Study focuses on microRNA’s link to intestinal inflammation


By Darla Brown, Office of Communications

The lab of Dr. Agnieszka K. Czopik - microRNA research

The lab of Agnieszka K. Czopik, PhD published a foundational study that focuses on how T cells, a type of immune cell, behave during intestinal inflammation. (Photo by Dwight Andrews/Office of Communications)

Recently published research from faculty in the Department of Anesthesiology, Critical Care and Pain Medicine reveals a promising innovative approach to treating inflammatory bowel diseases, such as Crohn’s disease and ulcerative colitis. Researchers report that a novel mechanism involving a protein called HIF-2α could significantly reduce intestinal inflammation. ​

Inflammatory bowel diseases are chronic conditions characterized by severe inflammation of the digestive tract, leading to debilitating symptoms and a reduced quality of life for millions of people worldwide. ​ Current treatments often involve broad immune suppressants, which can have significant side effects and are not always effective.

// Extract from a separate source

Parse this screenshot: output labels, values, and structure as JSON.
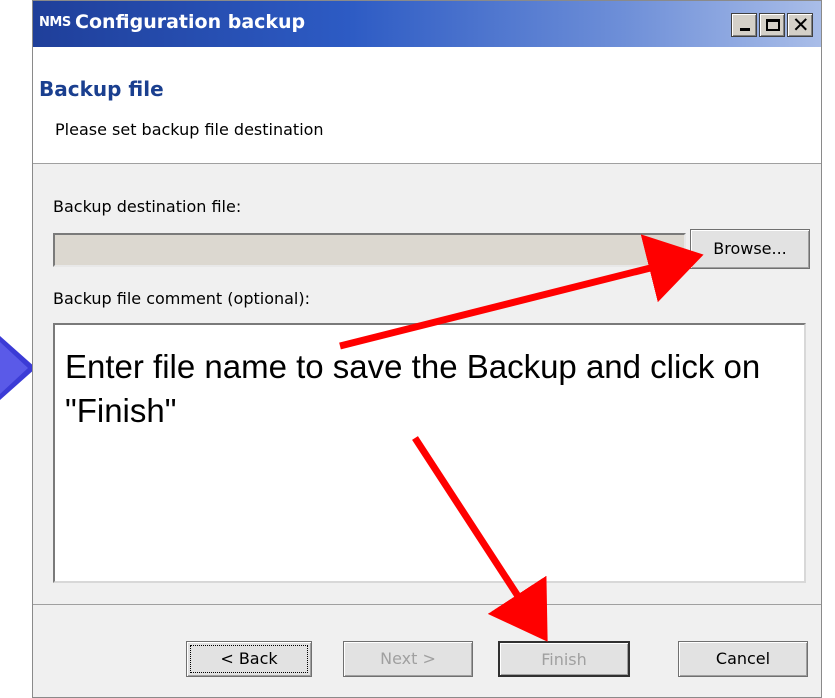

Published in Nature Communications, HIF-2α-dependent induction of miR-29a restrains tH1 activity during T cell dependent colitis,  is a foundational study that focuses on how T cells, a type of immune cell, behave during intestinal inflammation. ​ Researchers found that during episodes of inflammation, these T cells experience low oxygen levels, which stabilize the HIF-2α protein. ​ This stabilization induces the production of a molecule called miR-29a, which plays a crucial role in dampening the activity of TH1 T cells—immune cells that drive intestinal inflammation. ​

In experiments with mice, those lacking HIF-2α or miR-29a in their T cells exhibited more severe inflammation. ​ Conversely, increasing HIF-2α levels or delivering miR-29a mimics significantly reduced inflammation. This suggests that therapies aimed at boosting miR-29a could offer a new, targeted way to treat IBD.

“Normally low oxygen is thought of as negative – but in this case, low oxygen turns the miR-29a gene on, decreasing the aggressive nature of the lymphocytes. It inhibits them from making cytokines and limits their ability to proliferate,” said Agnieszka K. Czopik, PhD, assistant professor of anesthesiology and the study’s lead author. “By reducing the harmful immune responses that drive inflammation, we can potentially offer a more effective and safer treatment option for patients.”

The study also explored the therapeutic potential of miR-29a mimics delivered via nanoparticles. ​ Mice treated with these mimics showed marked improvement in intestinal health, further underscoring the potential of this approach. ​

“This research not only enhances our understanding of the molecular mechanisms driving IBD but also provides a strong foundation for developing new treatments,” added Holger Eltzschig, MD, PhD, co-author of the study.

Further research aims to create more effective and targeted treatments for IBD, improving patient outcomes.

“The beneficial nature of hypoxia can be manipulated to help those suffering from IBD – we have identified a good candidate molecule to be used therapeutically, which we would like to study further,” Czopik added.

Funding from the Paula Mischer Foundation and from Brad McWilliams have been supportive of Czopik’s work.

“These gifts have allowed us to move forward and to further extend studies on this important clinical topic,” Eltzschig said.

Additional authors from the Department of Anesthesiology, Critical Care, and Pain Medicine include Victoria Vaughn, Xiangsheng Huang, In Hyuk Bang, Trent Clark, Yanyu Wang, Wei Ruan, Xiaoyi Yuan. Collaborations from the University of Colorado Anschutz School of Medicine, Aurora, include Eoin McNamee, Tom Nguyen, Joanne C. Masterson, Colm Collins, Mark Gerich, Glenn Futura, Sandra Frank, Howard Li; Eunyoung Tak, University of Ulsan College of Medicine, Seoul, Korea; and Cristian Rodriguez-Aguayo, Gabriel Lopez-Berestein, and Anil Sood, MD Anderson Cancer Center.